The longer time to engraftment of neutrophils and platelets for CY-mobilized patients is not explained readily. Because a greater number of stem cells were infused for CY-mobilized patients, faster engraftment in this cohort might be expected. However, the opposite was true for our patients and we therefore questioned how mobilization with CY could affect engraftment.
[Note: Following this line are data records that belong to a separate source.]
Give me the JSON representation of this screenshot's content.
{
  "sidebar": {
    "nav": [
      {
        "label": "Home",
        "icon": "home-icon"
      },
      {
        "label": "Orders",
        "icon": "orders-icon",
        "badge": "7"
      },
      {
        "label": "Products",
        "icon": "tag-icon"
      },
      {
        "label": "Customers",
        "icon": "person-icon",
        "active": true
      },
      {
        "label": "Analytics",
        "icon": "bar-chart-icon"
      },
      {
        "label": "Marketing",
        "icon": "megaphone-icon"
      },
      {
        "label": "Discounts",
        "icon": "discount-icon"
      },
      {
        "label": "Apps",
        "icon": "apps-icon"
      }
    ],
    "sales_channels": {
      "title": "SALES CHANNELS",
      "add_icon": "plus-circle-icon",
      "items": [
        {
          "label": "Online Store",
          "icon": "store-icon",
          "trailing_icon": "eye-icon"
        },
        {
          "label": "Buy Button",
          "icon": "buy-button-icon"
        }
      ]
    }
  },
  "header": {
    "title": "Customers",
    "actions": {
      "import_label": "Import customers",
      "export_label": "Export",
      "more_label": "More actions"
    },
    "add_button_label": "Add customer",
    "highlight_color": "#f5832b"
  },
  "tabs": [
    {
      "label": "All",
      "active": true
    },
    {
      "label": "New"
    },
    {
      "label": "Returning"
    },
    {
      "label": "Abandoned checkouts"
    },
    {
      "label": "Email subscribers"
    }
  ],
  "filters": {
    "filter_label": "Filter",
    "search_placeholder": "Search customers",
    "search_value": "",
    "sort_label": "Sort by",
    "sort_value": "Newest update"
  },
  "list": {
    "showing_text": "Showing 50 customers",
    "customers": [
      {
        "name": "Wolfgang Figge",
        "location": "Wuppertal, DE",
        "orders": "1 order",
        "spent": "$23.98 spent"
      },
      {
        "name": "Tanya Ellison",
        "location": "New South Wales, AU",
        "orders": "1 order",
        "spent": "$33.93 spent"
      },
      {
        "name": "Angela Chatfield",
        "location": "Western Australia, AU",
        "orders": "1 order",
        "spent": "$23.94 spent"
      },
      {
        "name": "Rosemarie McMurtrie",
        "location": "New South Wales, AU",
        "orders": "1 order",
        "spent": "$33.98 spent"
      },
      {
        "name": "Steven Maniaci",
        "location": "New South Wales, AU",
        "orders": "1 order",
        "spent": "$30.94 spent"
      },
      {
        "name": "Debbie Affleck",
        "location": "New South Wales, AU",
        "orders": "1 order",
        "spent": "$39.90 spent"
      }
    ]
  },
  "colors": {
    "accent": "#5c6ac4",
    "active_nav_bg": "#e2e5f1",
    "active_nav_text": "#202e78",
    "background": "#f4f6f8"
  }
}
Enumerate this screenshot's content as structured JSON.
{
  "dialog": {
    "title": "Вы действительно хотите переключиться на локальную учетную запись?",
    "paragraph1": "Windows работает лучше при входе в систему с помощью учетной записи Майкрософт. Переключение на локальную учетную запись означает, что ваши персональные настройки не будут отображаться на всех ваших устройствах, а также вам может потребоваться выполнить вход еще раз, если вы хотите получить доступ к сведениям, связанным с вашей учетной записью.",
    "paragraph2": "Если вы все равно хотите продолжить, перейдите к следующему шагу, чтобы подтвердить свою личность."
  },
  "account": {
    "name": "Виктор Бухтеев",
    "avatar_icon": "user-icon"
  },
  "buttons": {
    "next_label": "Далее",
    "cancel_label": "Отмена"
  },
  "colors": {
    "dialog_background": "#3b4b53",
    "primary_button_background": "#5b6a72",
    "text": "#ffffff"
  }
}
We hypothesize that CY transiently damages the BM microenvironment and that this damage delays recovery. Earlier reports support our hypothesis. Stromal reconstitution to normal levels was uncommon in adults undergoing allogeneic transplantation, showing that the marrow stromal microenvironment is seriously damaged after transplantation. 30 In addition to affecting long-term stem cell engraftment and maintenance of hematopoietic function, damage of the stromal microenvironment also injures the progenitor compartment for endosteal osteoblasts and causes osteoporosis. 31 Chemotherapy for ALL can induce functional deregulation within BM stromal cells with a reduction in the number of erythroid burst-forming units, which suggests a mechanism for the postchemotherapy anemia observed in most patients.32 Human mesenchymal stem cells are sensitive to various cytotoxic agents; the different (and sometimes delayed) recovery patterns could affect the ability of these cells to support hematopoiesis.33 Thrombopoiesis depends to some extent on signals from the marrow microenvironment, and both neutrophils and platelets in at least a subset of patients show impaired recovery related to altered signaling from the microenvironment.34
In a recent comparison of patients receiving reduced-intensity or standard conditioning,35 the latter had considerably impaired ability to generate stromal layers in vitro at days 30 and 100. In the univariate analysis, standard conditioning was the only factor that predicted stromal growth impairment after transplantation. We attempted to confirm these findings by assessing CY-mobilized patients and comparing those who received their stem cells within 30 days of the first apheresis session with those who received stem cells longer than 30 days after the first apheresis. When patients underwent transplantation more than 30 days after initiating CY mobilization, their median time to achieving a platelet count of 50×109/l was the same as those who were mobilized using growth factor alone (15 days). It is unlikely that time to transplantation was the sole explanation for the difference in time to platelet engraftment; however, 75% of the CY-mobilized patients who were infused less than 30 days after collection did not achieve the platelet count of 50×109/l until day 39, whereas those who underwent SCT more than 30 days after the first apheresis achieved this value at day 29. For patients with no exposure to CY, the platelet count was achieved by day 18. Thus, CY appears to produce some degree of microenvironmental damage that impedes the recovery of healthy infused CD34+ cells.
We suggest that the CY used for mobilization may affect the marrow microenvironment. CY improves yields but increases bacteremia rates after transplantation. CY increases time required to collect stem cells and slows engraftment.